I noticed something interesting tonight. Someone left a new drink coaster at my place.
I was up late watching Six Feet Under again (just started the fourth season) and looking for somewhere to rest my beverage when I noticed this new coaster on top of one of the posh wood speakers my wife bought long ago. Old speakers, the kind that do the job and look good, so I don’t want sweat from an icy Sierra Nevada to warp the finish*.
And here was this nice new coaster. It was plastic, about half an inch thick and had some weird photo or something on it, but it did the job and it did the job well. The beers did indeed sweat and the coaster did indeed stop the sweat from ever touching the wood.
What’s weird is I just do not remember where this coaster came from. We had friends over on turkey day last week, maybe one of them left it. But do people carry their own drink coasters around with them? I don’t know. I mean, we drank quite a bit that night, but this coaster I think I would remember.

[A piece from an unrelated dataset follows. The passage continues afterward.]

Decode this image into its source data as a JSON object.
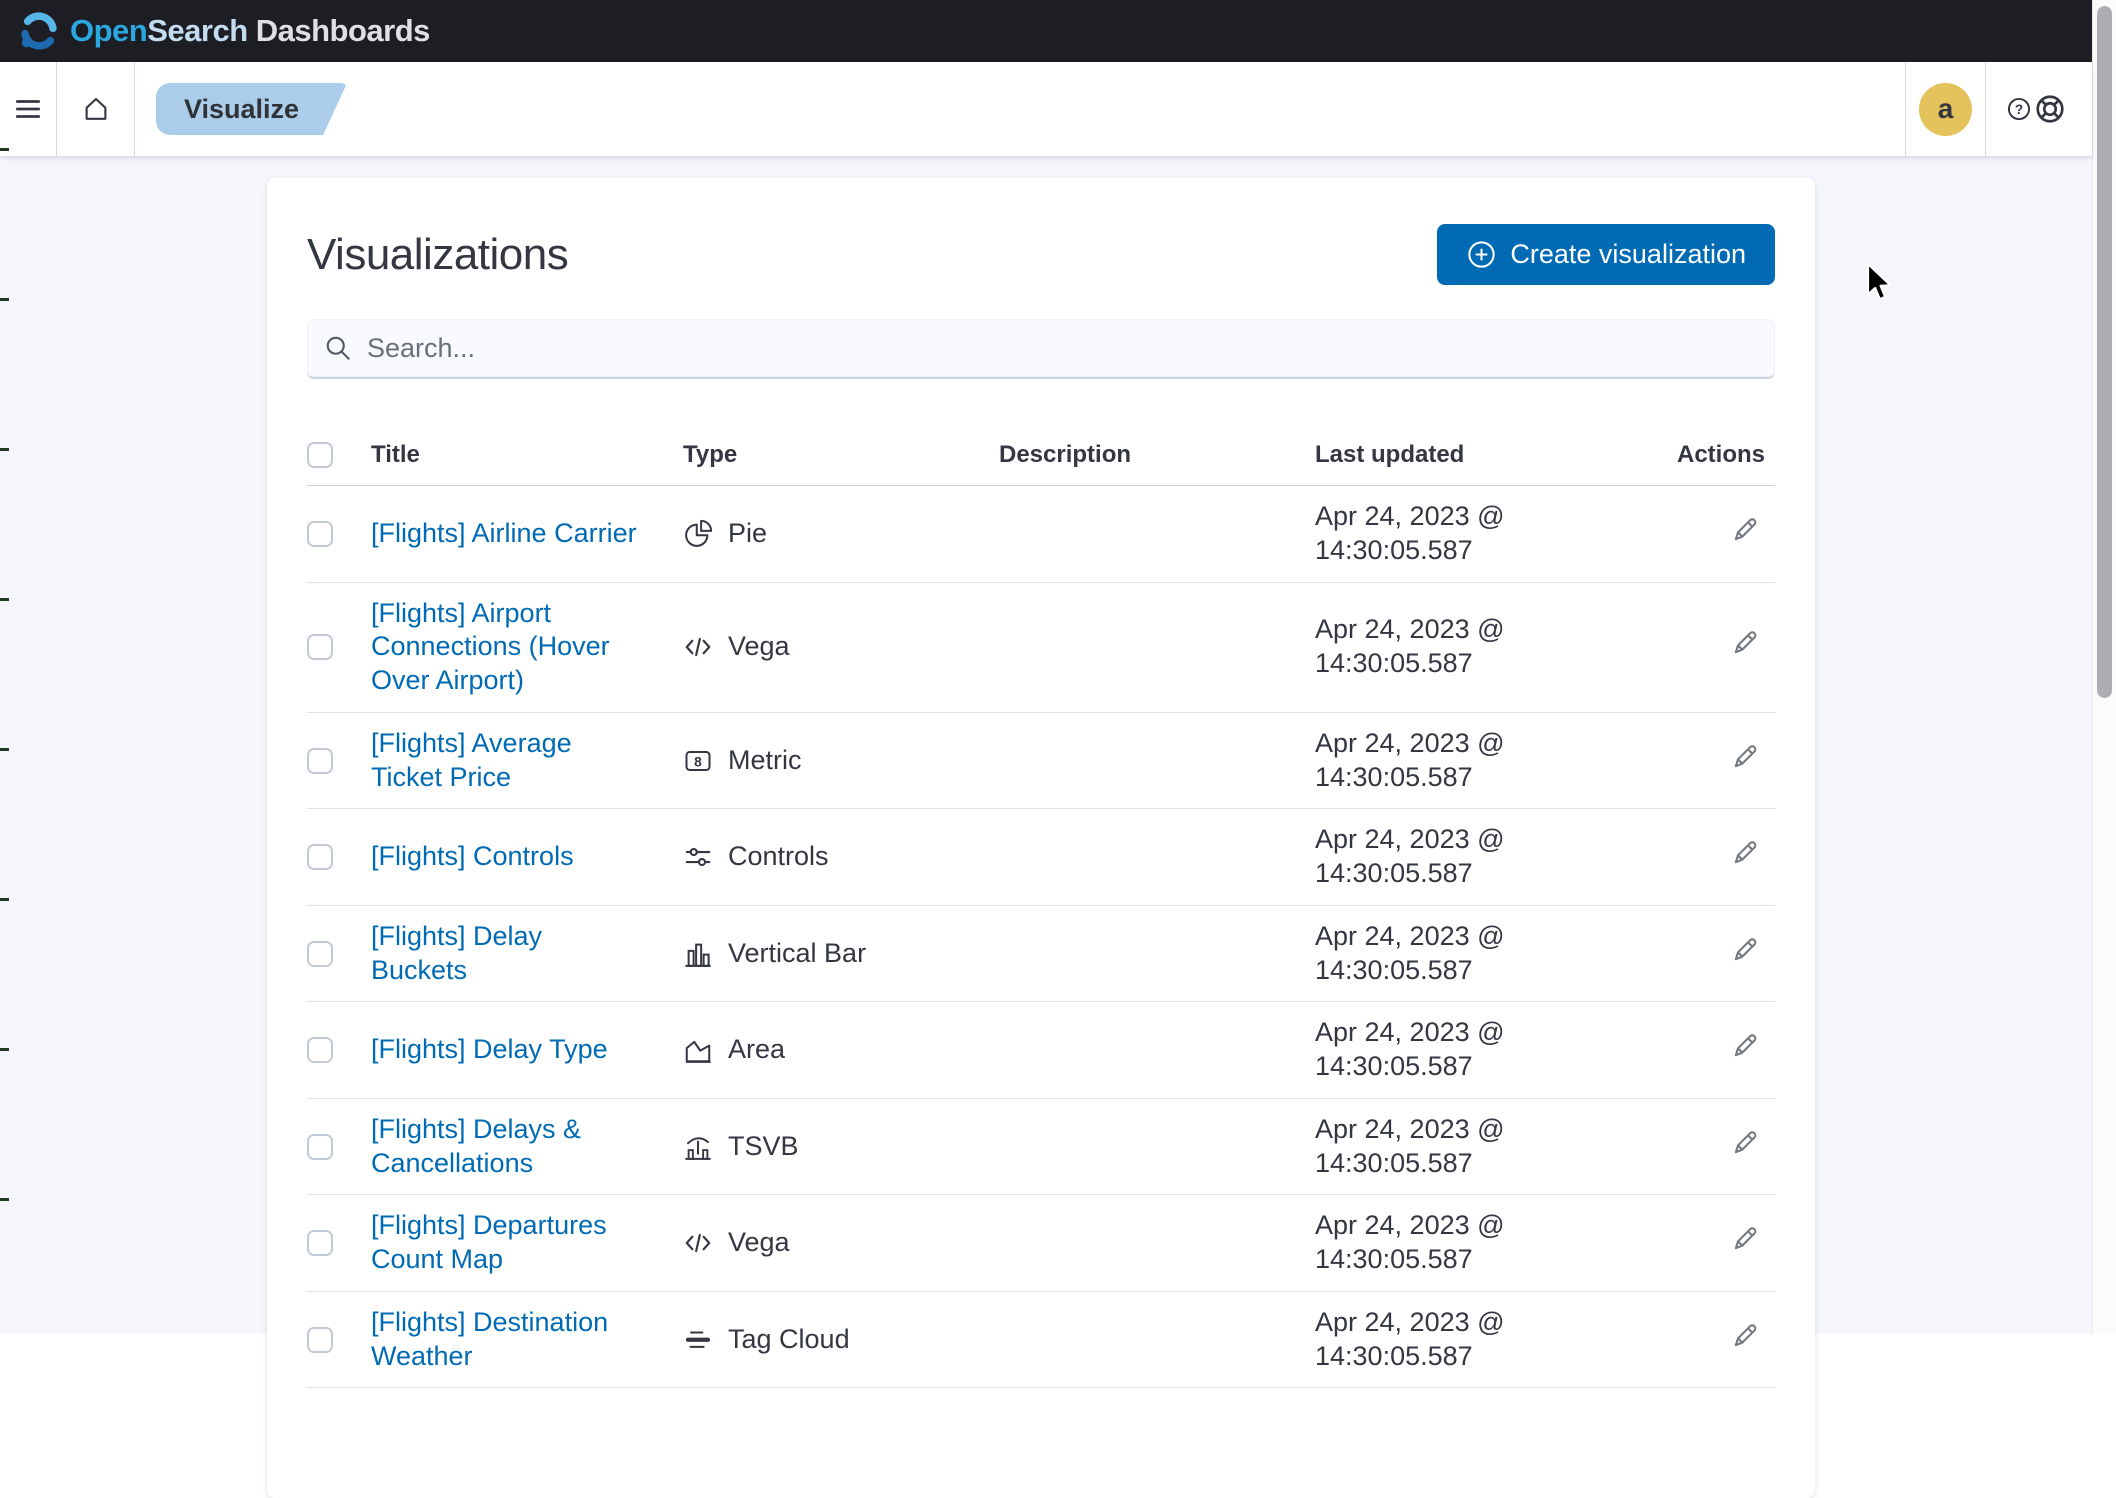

Well, whatever the case I was damn glad to have this thing tonight. I mean, it really did a good job as a coaster, not like those cardboard ones we had previously, that had old soda pop logos on them. No, the sweat would burrow right through those, soaking them and then making them stick to the wood of the speakers, sometimes even tatooing the colorful designs of corn syrup goodies of the past to the wood. And that’s almost impossible to get out.
So I used this coaster for several hours before I accidentally knocked it off the speaker and saw that it’s thickness obscured something.
A secret purpose.
Picking its hinged body up now I saw that it It wasn’t a coaster at all but a CD jewel case. I was shocked when I found the disc inside.
“Hmmm…” I said to myself, examining the disc in the modest light of our 3 AM living room before popping it into the CD player.
Once the CD started to play everything changed. I immediately regretted arresting this object’s streamlined purpose as a coaster for an obviously secondary, and frankly not-so-hot ‘hidden meaning’. Mesmerized by the complete banality and lack of imagination I heard I could not make it the entire way through, although just out of pure curiosity I left it in for 12 out of the 14 tracks.
‘Wow, is this bad I thought.’ Weak, milquetoast arrangements apparently meant to be edgy and epic, perhaps the off key caterwauling of the vocalist being the worst overall aspect of this seemingly self indulgent venture**.
Finally I took the thing out, deciding to never again acknowledge the drink coaster’s secret purpose. I resumed the epic of the Fisher family, set the jewel case, CD once again safely inside, back on the speaker and placed a fresh Pale Ale on top of it.
Who would have thought Axel Rose would wait, what? over a decade to put out the world’s best beer coaster? Thanks dude.
* when did I start thinking about things like warping a finish? Good grief…
** oh don’t get me wrong, I think he’s a great musician and a pretty good vocalist, if he could just get over the Howard-Hughs-of-rock thing and stop trying so damn hard.